Shekinah, who is in her early 20s, didn’t trust anyone for a long time. ‘Nobody, no counsellors, nothing.’ She’d started smoking and drinking at 14 and then developed a methamphetamine habit.
Shekinah was just opening up to counsellors when she went into custody. She had been clean for seven months, but lapsed the week before going to jail.
Shekinah thinks protecting her sister Sara kept her strong. Sara told DOCS that Shekinah would stand at her bedroom door every night while their foster father was saying good night and wouldn’t go to bed until he left.
Shekinah wants to put it all behind her now. She hates the fact that she missed out on being a kid but now just wants to get a job and get on with her life.
She firmly believes that more could have been done for her mum and dad before she was taken away from them.

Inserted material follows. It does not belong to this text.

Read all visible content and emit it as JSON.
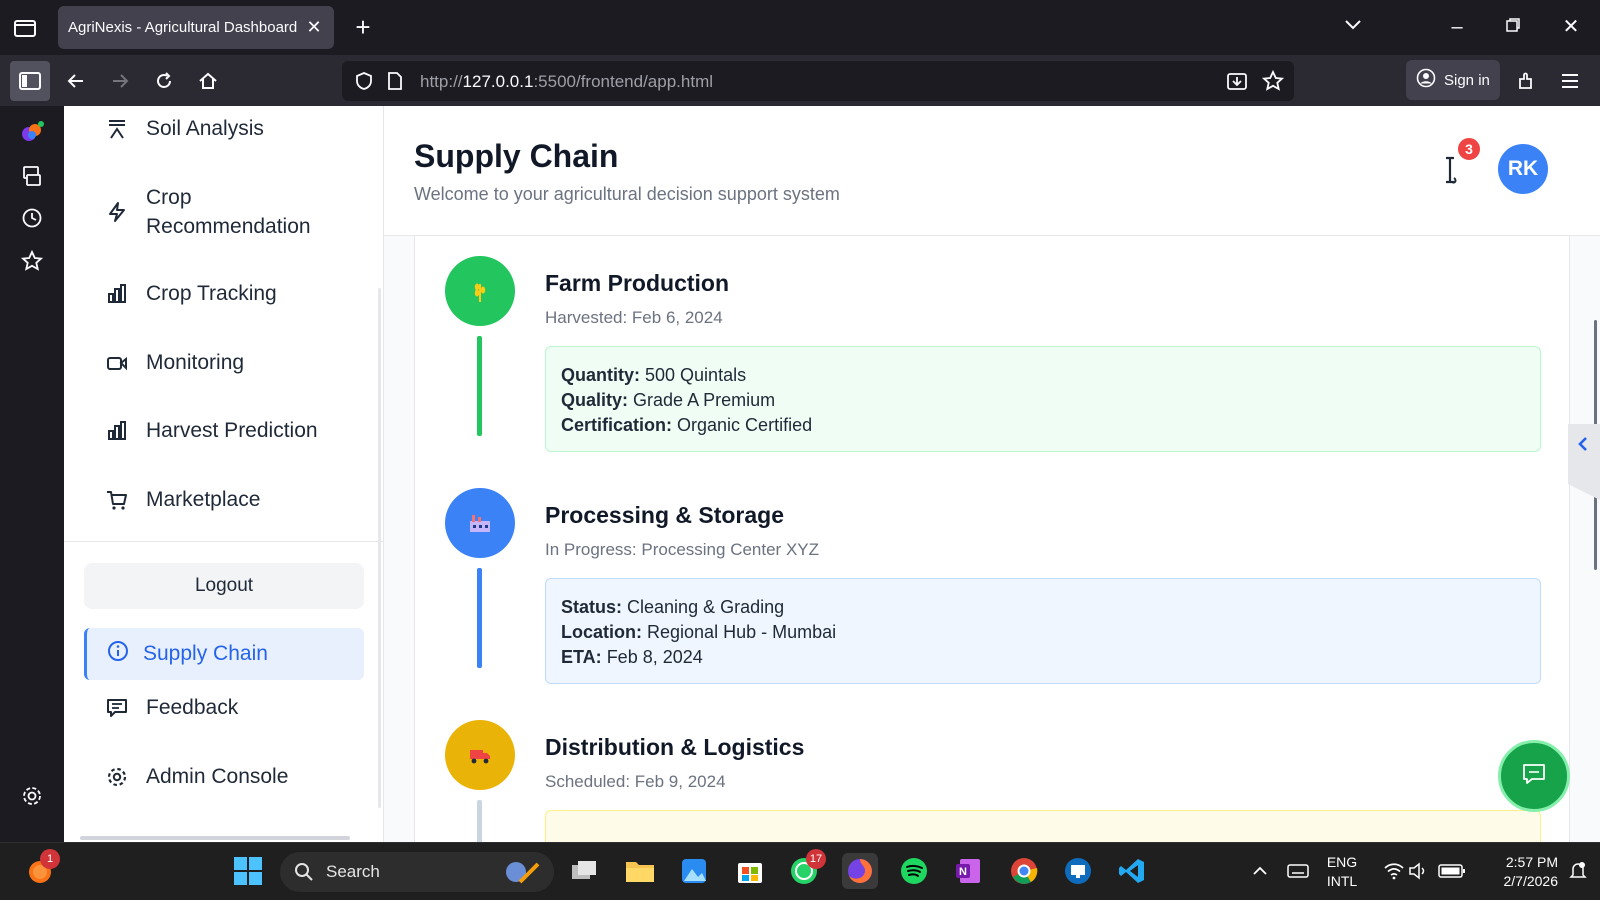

‘Before DOCS comes and takes kids they should try working with the biological parents first ... You can’t just see a drug and alcohol issue and go “Right, I’m taking this kid”.’
Her father had been given custody of the children but lost it because he kept seeing their mother, which was not allowed.
‘Because of that stupid little rule, I went through all the shit I went through. You know what I mean? Parents aren’t always bad … Sometimes people need to look a bit deeper to the core.’